PerchunPak commented 1 year ago

Reproduced! Write some non ISO-8859-1 symbols in server.properties and save it with UTF-8 encoding. Then start server with enabled query, and you have random symbols in mcstatus received answer.

So it's only possible with query and all fields there (like players or map).

P.S. I tried Paper and Vanilla cores. And Bedrock Vanilla (unaffected).

PerchunPak commented 1 year ago

We can add fix_encoding method to all strings in QueryResponse, so no breaking change would be.

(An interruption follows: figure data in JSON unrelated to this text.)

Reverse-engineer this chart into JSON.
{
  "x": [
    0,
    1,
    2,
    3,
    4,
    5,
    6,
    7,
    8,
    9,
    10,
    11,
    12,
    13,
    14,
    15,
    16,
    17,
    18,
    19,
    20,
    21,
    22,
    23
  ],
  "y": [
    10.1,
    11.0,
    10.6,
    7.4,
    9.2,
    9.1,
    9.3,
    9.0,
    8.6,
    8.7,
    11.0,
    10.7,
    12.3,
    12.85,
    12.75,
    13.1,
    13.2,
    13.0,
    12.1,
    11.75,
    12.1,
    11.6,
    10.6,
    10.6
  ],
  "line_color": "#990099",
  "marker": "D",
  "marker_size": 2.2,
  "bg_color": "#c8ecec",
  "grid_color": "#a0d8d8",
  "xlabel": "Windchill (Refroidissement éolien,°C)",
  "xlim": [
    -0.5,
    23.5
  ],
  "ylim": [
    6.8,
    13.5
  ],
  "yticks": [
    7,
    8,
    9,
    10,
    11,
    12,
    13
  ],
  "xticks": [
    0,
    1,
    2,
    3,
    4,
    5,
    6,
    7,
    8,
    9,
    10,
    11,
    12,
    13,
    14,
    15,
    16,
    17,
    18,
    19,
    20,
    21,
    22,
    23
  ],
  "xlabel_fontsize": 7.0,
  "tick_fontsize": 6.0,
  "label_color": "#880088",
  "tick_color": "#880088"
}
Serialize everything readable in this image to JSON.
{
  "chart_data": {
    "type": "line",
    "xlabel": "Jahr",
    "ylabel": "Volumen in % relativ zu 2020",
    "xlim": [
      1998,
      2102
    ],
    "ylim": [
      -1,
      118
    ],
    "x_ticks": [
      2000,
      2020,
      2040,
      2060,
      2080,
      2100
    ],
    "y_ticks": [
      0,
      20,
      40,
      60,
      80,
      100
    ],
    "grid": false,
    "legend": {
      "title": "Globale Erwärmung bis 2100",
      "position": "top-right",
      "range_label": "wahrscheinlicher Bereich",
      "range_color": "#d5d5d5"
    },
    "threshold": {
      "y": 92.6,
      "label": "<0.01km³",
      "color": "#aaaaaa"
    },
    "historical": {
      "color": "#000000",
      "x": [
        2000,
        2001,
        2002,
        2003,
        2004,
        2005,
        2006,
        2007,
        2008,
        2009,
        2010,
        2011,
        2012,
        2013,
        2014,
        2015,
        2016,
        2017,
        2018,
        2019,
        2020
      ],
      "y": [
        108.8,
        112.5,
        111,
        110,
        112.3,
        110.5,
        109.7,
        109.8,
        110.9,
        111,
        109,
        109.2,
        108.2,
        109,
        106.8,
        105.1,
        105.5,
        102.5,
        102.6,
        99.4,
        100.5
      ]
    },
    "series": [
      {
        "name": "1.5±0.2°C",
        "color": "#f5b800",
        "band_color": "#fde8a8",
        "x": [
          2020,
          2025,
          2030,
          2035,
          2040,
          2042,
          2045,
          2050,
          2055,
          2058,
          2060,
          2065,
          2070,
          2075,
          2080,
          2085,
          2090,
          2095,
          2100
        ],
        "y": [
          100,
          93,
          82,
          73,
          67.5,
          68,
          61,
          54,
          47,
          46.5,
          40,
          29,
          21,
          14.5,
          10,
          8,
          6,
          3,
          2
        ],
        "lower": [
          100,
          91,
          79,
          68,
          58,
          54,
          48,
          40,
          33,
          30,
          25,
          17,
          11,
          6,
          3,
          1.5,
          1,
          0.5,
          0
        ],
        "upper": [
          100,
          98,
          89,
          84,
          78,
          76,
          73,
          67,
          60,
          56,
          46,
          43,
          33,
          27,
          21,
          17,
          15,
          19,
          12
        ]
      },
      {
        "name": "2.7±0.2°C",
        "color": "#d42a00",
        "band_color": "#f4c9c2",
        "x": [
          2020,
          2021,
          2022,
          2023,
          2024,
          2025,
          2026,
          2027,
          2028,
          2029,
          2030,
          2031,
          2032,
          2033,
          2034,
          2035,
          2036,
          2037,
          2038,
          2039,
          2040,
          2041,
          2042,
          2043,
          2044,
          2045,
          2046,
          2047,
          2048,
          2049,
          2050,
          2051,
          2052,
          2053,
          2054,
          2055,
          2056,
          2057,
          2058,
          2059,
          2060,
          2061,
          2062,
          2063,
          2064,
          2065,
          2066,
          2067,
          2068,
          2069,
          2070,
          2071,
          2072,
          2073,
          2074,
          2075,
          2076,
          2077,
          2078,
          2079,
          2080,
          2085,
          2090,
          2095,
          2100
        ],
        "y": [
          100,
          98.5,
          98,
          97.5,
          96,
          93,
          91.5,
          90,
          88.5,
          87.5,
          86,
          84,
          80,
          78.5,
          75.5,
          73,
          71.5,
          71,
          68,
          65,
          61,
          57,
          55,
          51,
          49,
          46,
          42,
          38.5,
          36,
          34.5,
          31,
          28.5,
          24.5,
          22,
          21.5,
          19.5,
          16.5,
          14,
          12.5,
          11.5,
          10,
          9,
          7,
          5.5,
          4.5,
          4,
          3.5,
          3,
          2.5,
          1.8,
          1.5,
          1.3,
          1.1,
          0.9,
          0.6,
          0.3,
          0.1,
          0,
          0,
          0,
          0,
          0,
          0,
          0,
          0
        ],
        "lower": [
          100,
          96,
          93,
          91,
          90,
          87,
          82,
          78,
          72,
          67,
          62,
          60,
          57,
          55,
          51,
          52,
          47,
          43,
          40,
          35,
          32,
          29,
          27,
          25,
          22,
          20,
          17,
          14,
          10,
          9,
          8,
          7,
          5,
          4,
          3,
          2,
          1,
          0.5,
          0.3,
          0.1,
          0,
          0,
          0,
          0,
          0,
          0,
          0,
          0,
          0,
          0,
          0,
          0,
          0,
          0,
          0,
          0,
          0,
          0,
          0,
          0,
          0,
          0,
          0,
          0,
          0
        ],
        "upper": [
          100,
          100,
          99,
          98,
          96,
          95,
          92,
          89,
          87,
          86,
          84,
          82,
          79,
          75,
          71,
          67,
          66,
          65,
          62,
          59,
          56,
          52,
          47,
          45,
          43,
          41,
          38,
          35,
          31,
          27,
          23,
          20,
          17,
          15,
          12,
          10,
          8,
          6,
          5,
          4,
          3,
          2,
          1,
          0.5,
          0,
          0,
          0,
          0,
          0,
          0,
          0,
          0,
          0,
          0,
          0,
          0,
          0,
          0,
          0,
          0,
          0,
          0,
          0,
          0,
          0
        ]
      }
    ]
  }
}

class StringWithFixEncoding(str):
    def fix_encoding(self) -> str:
        return self.encode("iso-8859-1").decode("utf-8")
ItsDrike commented 1 year ago

How to minecraft clients handle this? Do they actually perform reencoding too? If this is just the case of some servers using UTF8 when minecraft motd doesn't support this, I don't think we should be supporting it either. A note about this in FAQ section of the wiki is more than sufficient in that case. If minecraft clients do actually perform this kind of reencoding, only then I'd consider changing the behavior of mcstatus here

PerchunPak commented 1 year ago

How to minecraft clients handle this? Do they actually perform reencoding too? If this is just the case of some servers using UTF8 when minecraft motd doesn't support this, I don't think we should be supporting it either. A note about this in FAQ section of the wiki is more than sufficient in that case. If minecraft clients do actually perform this kind of reencoding, only then I'd consider changing the behavior of mcstatus here

Minecraft clients do not use query protocol at all (ref).

But if you meant Minecraft servers - then yes, they see that server.properties is in UTF-8 encoding, and just resave it with ISO one, so UTF symbols will be transformed to UTF escape sequences.

PerchunPak commented 1 year ago

Can it be fixed by #504? As the PR mentions this question in FAQ here.